Koperasi Parusa Tanila Baru (PTB) resmi mengantongi Persetujuan dan Pengesahan Rencana Kerja dan Anggaran Biaya (RKAB) setelah dokumen tersebut diserahkan oleh Kepala Dinas Energi dan Sumber Daya Mineral (ESDM) Provinsi Maluku pada Rabu, 15 Juli 2026.
Dokumen strategis tersebut diterima langsung oleh Ketua Koperasi PTB, Ruslan Arif Soamole, SH, yang menyebut pengesahan RKAB sebagai tonggak penting menuju pengelolaan pertambangan emas yang legal, terencana, dan berpihak kepada masyarakat.
Menurut Ruslan, terbitnya RKAB menandai kesiapan PTB untuk memulai tahapan kegiatan pertambangan di kawasan Gunung Botak sesuai dengan rencana kerja yang telah mendapat persetujuan pemerintah.
“Pengesahan RKAB ini merupakan langkah penting bagi Koperasi PTB untuk menjalankan seluruh rencana kegiatan secara legal, terukur, dan bertanggung jawab. Kami berkomitmen mematuhi seluruh ketentuan yang berlaku serta memastikan setiap kegiatan memberikan manfaat bagi anggota dan masyarakat,” ujar Ruslan.
Ia menegaskan, seluruh aktivitas pertambangan nantinya akan dilaksanakan berdasarkan metode kerja, tahapan operasional, serta standar teknis yang telah tertuang dalam RKAB.
Dengan demikian, kegiatan yang dijalankan memiliki dasar hukum yang jelas dan dapat diawasi sesuai ketentuan perundang-undangan.
Lebih jauh, Ruslan menekankan bahwa masyarakat adat Soar Pito Soar Pa Petuanan Kaiely akan menjadi prioritas utama dalam pelaksanaan kegiatan pertambangan tersebut. Sebagai pemilik hak ulayat di wilayah Gunung Botak, masyarakat adat akan diberikan ruang yang luas untuk terlibat langsung dalam aktivitas usaha yang dijalankan koperasi.
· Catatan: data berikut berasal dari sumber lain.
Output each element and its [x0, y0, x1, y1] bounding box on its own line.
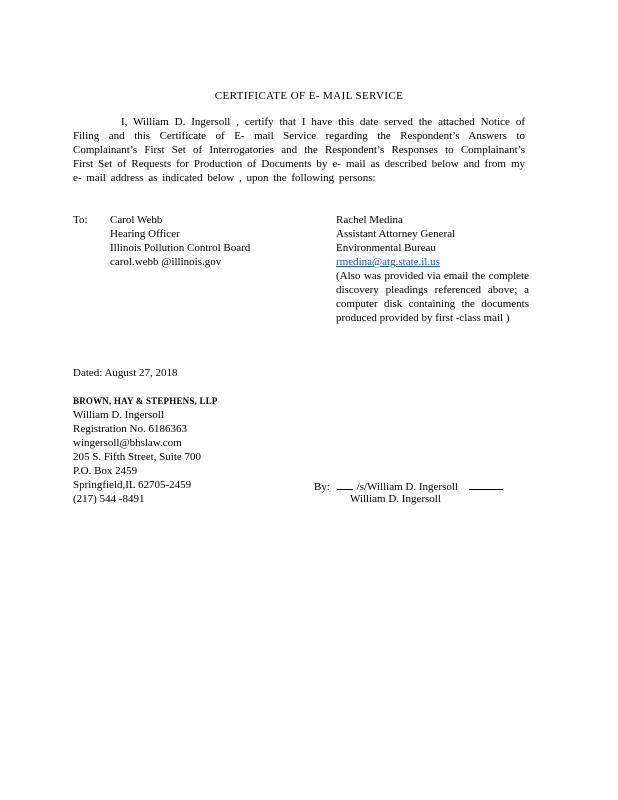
firm-po-box: P.O. Box 2459: [73, 465, 138, 477]
electronic-signature: /s/William D. Ingersoll: [356, 481, 458, 493]
firm-registration: Registration No. 6186363: [73, 423, 187, 435]
signer-name: William D. Ingersoll: [350, 493, 441, 505]
firm-street: 205 S. Fifth Street, Suite 700: [73, 451, 202, 463]
firm-email: wingersoll@bhslaw.com: [73, 437, 182, 449]
recipient1-org: Illinois Pollution Control Board: [110, 242, 251, 254]
recipient2-service-note: (Also was provided via email the complete discovery pleadings referenced above; a computer disk containing the documents produced provided by first -class mail ): [336, 270, 529, 324]
firm-attorney: William D. Ingersoll: [73, 409, 164, 421]
recipient2-name: Rachel Medina: [336, 214, 403, 226]
recipient1-name: Carol Webb: [110, 214, 163, 226]
recipient2-email-link[interactable]: rmedina@atg.state.il.us: [336, 256, 440, 268]
signature-underline-right: [469, 478, 503, 490]
firm-name: BROWN, HAY & STEPHENS, LLP: [73, 396, 218, 406]
recipient1-title: Hearing Officer: [110, 228, 180, 240]
firm-phone: (217) 544 -8491: [73, 493, 145, 505]
dated-line: Dated: August 27, 2018: [73, 367, 178, 379]
recipient2-org: Environmental Bureau: [336, 242, 436, 254]
recipient-block-attorney-general: [336, 213, 529, 325]
recipient1-email: carol.webb @illinois.gov: [110, 256, 222, 268]
by-label: By:: [314, 481, 330, 493]
recipient2-title: Assistant Attorney General: [336, 228, 456, 240]
certificate-title: CERTIFICATE OF E- MAIL SERVICE: [214, 90, 404, 102]
recipient-block-hearing-officer: [110, 213, 250, 269]
certification-paragraph: I, William D. Ingersoll , certify that I have this date served the attached Notice of Filing and this Certificate of E- mail Service regarding the Respondent’s Answers to Complainant’s First Set of Interrogatories and the Respondent’s Responses to Complainant’s First Set of Requests for Production of Documents by e- mail as described below and from my e- mail address as indicated below , upon the following persons:: [73, 116, 525, 184]
to-label: To:: [73, 214, 88, 226]
signature-underline-left: [337, 478, 353, 490]
firm-signature-block: [73, 394, 218, 506]
firm-city: Springfield,IL 62705-2459: [73, 479, 192, 491]
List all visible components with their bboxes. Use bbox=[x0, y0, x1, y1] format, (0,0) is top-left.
“Kami memahami bahwa kawasan ini berada dalam wilayah adat Petuanan Kaiely. Karena itu, masyarakat adat Soar Pito Soar Pa akan menjadi prioritas utama dalam perekrutan tenaga kerja maupun keterlibatan dalam kegiatan yang sesuai dengan kebutuhan dan ketentuan yang telah diatur dalam RKAB,” tegasnya.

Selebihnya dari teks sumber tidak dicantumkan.